From all appearances, Dominion’s owner should have a steady stream of cash flow from its ownership of the club. Few 18-hole clubs can boast 800 dues-paying members, as can Dominion. That should be enough of a base to provide a steady stream of income from the golf course (cart fees, lessons, pro shop merchandise) and the clubhouse’s dining rooms (not to mention dues 800 members). Bankruptcy laws, which were designed to protect the assets of truly troubled operations while they reorganized themselves back to health, are often used by large, multi-division organizations to skirt their obligations. This is what Dominion's members are claiming. But in at least one other case we know, members themselves actually used the bankruptcy court to engineer the sale of their club.
Former members at The Reserve at Litchfield Beach, SC, tried to hold up a sale of the club in an attempt to recoup their original membership deposits. A bankruptcy court judge put the sale and survival of the club ahead of the former members' claims.
It happened at The Reserve Club of Litchfield Beach, SC, where a membership concerned about the financial viability of their private club agreed to sell it to multi-course operator McConnell Group for just $1 (and the promise of improvements to the golf course and clubhouse). But when former members who were owed a return of their equity deposits balked and brought a class-action lawsuit to block the sale, The Reserve Club stopped paying its taxes and went into receivership. A bankruptcy judge in Charleston decided that the survival of the golf club was the top priority, and he permitted the sale to McConnell to go through in exchange for the new owner’s payment of the back taxes, about $400,000. Shortly thereafter, McConnell closed the course temporarily and replanted the greens and reshaped the bunkers, and everyone -– except the former members who are out as much as $33,000 each -– seems content. I played the course recently and it was in splendid shape.

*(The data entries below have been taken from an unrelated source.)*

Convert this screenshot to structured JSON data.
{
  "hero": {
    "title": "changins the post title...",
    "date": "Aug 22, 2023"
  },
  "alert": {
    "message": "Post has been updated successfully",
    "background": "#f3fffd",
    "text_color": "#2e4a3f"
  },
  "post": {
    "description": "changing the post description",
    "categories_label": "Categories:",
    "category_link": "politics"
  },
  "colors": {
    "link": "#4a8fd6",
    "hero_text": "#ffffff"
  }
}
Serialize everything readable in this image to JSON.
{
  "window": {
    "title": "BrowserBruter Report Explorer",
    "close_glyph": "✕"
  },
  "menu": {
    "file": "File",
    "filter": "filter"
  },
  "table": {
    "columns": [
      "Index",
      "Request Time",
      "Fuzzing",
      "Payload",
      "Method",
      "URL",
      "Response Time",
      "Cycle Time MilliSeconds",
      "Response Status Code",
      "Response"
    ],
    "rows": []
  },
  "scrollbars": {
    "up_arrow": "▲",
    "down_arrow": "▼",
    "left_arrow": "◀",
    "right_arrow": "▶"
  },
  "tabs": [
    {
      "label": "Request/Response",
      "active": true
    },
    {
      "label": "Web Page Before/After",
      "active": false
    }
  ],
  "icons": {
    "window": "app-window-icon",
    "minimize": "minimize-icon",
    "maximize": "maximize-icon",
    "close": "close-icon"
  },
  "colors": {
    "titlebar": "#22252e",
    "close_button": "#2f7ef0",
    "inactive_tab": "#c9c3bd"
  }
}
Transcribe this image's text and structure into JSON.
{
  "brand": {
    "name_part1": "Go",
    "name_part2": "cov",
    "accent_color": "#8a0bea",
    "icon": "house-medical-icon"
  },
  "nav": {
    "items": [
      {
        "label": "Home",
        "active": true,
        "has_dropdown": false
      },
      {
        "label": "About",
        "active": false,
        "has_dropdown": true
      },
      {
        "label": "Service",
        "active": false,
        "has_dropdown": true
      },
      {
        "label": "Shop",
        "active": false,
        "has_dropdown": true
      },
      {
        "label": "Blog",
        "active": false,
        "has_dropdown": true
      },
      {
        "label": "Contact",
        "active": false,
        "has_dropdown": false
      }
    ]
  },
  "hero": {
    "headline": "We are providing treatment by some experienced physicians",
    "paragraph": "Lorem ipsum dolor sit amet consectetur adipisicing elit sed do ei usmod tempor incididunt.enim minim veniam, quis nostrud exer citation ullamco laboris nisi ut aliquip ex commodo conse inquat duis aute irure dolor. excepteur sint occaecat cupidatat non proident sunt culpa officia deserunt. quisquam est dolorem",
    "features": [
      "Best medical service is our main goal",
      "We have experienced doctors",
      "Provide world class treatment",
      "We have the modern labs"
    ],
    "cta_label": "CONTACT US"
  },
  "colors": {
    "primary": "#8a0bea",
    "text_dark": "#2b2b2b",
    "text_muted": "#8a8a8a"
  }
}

The Dominion case is different, although the overriding tactic may appear to be the same. Besides the club’s apparent financial health, those owed the deposits are current members, not former ones. And the Hunt group wants to retain ownership of the club once the court waives the owners' obligations to the members. That seems a classic cake-and-eat-it-too scenario; in effect, the members would be funding Hunt's ongoing operation of the club by forfeiting their deposits.
Whereas survival of a golf club was at stake at The Reserve, in Richmond the claimants are charging that the club’s owner organization is simply trying to avoid its obligations, even though it can afford to pay. On the face of it, it seems the members have a compelling case. We will stay tuned to see if the local courts agree.
Footnote: Many thanks to my three dedicated readers who all sent me the news article on Dominion Golf Club within an hour of each other. I appreciate your thoughtfulness.